Álvaro Padilla

Personal information
- Full name: Álvaro Padilla Escribá
- Date of birth: 25 April 2006 (age 20)
- Place of birth: Elche, Spain
- Position: Winger

Team information
- Current team: Elche B
- Number: 18

Youth career
- Costa City
- Kelme
- 2020–2022: Hércules
- 2022–2024: Almería
- 2024–2025: Elche

Senior career*
- Years: Team / Apps / (Gls)
- 2025–: Elche B / 15 / (1)
- 2026–: Elche / 1 / (0)

= Álvaro Padilla =

Spanish footballer (born 2006)

Álvaro Padilla Escribá (born 25 April 2006) is a Spanish professional footballer who plays as a left winger for Elche CF Ilicitano.

==Career==
Born in Elche, Alicante, Valencian Community, Padilla represented Club Costa City, Kelme CF and Hércules CF before moving to UD Almería in 2022. In 2024, he left for Elche CF and was initially assigned to the Juvenil team.

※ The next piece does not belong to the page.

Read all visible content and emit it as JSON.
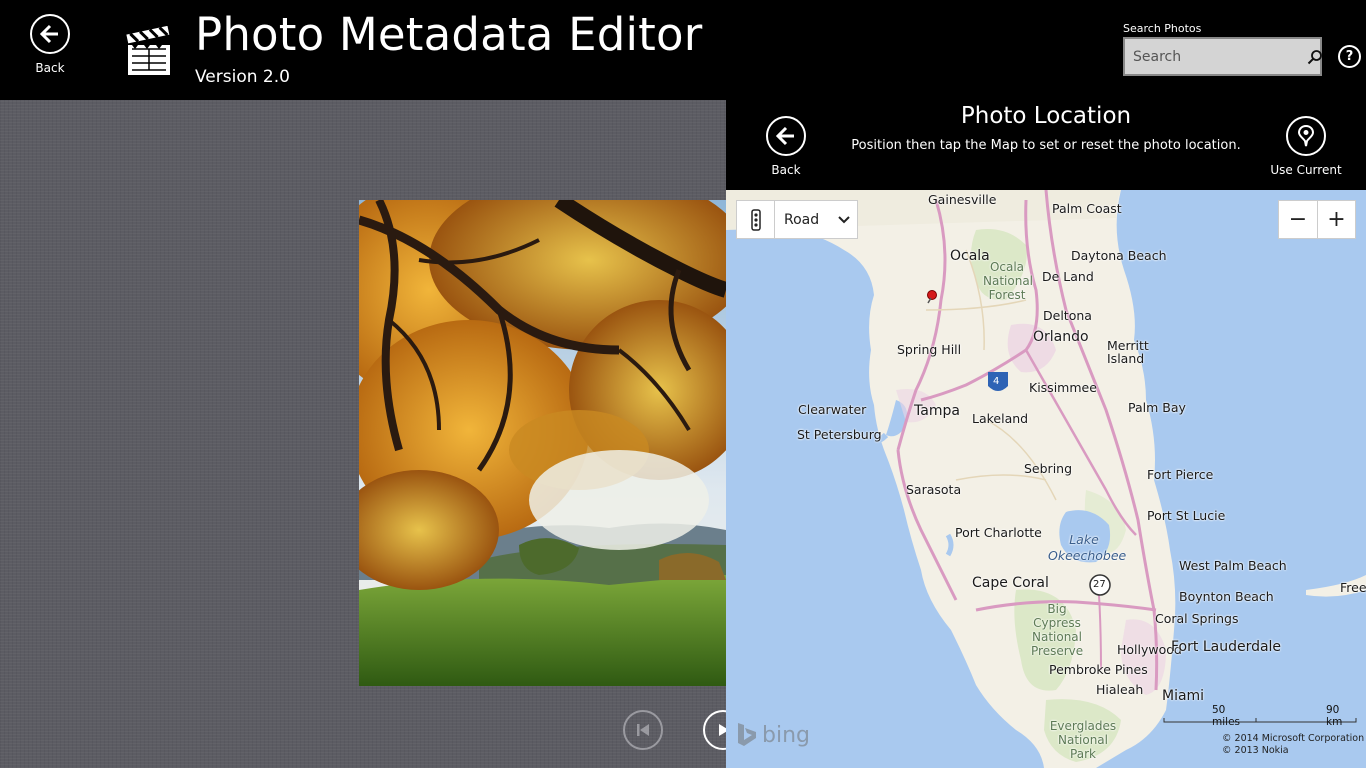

Promoted to the reserves ahead of the 2025–26 season, Padilla made his senior debut on 27 September 2025, coming on as a late substitute in a 1–0 Segunda Federación away win over Real Madrid C, and scored his first goal the following 12 April, in a 3–1 away win over CD Tenerife B. After spending the 2026 pre-season with the main squad, he made his professional – and La Liga – debut on 17 August of that year, replacing for Germán Valera late into a 1–1 away draw against Deportivo de A Coruña.